Docker on BitFolk worked Django example

From BitFolk
Jump to navigation Jump to search

This is a worked example in building a simple web app setup you can use to put the concepts in Containers 101 into play. As it is fully containerised you can set it up and play with it anywhere.

Description

This is a web application with three microservices. Each is a separate Docker container. We will use docker-compose to orchestrate them.

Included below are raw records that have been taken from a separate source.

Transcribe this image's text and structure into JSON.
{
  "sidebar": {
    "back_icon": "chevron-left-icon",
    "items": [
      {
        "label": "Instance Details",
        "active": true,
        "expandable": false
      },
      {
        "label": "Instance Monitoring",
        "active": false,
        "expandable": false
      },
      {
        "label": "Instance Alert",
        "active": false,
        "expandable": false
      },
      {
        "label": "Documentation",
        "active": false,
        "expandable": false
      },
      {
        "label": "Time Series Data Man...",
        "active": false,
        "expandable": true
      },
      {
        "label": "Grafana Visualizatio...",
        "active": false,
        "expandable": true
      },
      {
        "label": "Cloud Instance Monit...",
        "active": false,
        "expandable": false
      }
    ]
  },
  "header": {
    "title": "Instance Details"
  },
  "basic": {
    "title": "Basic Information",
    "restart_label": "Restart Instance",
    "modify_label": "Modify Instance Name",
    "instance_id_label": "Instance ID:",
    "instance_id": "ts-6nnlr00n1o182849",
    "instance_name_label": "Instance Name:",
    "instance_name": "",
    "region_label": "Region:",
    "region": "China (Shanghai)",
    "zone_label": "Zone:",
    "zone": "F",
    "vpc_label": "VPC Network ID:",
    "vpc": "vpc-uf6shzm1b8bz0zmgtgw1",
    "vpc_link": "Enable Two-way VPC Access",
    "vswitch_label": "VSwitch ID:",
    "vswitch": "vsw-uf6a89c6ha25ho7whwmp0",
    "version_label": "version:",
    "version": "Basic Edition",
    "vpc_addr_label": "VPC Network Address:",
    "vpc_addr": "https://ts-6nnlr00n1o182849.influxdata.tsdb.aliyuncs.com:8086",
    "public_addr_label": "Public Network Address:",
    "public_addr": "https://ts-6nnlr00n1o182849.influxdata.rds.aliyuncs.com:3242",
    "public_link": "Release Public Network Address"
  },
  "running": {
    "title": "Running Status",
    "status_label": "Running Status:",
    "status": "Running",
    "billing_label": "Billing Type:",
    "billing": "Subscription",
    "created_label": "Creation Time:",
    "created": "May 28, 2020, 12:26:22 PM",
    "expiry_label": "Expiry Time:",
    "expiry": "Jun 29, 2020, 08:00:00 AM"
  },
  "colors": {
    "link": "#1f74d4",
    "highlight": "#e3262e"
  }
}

  • The front door (TCP port 80, visible to the outside world) is provided by nginx.
    • nginx serves the static resources from the web app itself, while operating as a reverse proxy to the dynamic part of the web app.
  • The web application itself is based on the Docker Django project example. It is truly trivial, containing no real application content, but the Django built-in admin interface gives us a way to demonstrate that the database is working.
  • The persistent data store is postgresql.

Django containerised web app example.png

If you want to play along but not create the files yourself, look at the corresponding example repo on github.

Health Warning

This is not a fully production-ready example. It has security holes, some of which are documented in Exercises for the reader.

Prerequisites

  • Docker and Docker Compose. I am using my Ubuntu desktop ( `apt install docker.io` ) but you could develop this on Windows or Mac using Docker Desktop, then deploy to your VPS at leisure.
  • Some text editor that you're comfortable with. (TODO: recommendations for Visual Studio Code extensions?)

Worked Example

Basic web app setup

Follow the steps given in the Docker Django example project

When you get to the point where you browse to http://localhost:8000 and see the Congratulations image (as pictured here), stop following the guide.

Docker-django-rocket.png

Some points to note:

  • In compose.yaml (or docker-compose.yml), we told Docker Compose to include a Postgres image named db in the stack. We specified version 14 of the image as that was current at the time.
  • We configured our Django project to use the Postgres back-end, but told it to connect to a database on host db. This hostname is created for us in the virtual container network by naming our database service db.
  • This is a default Django project with DEBUG=True, so is not production-ready.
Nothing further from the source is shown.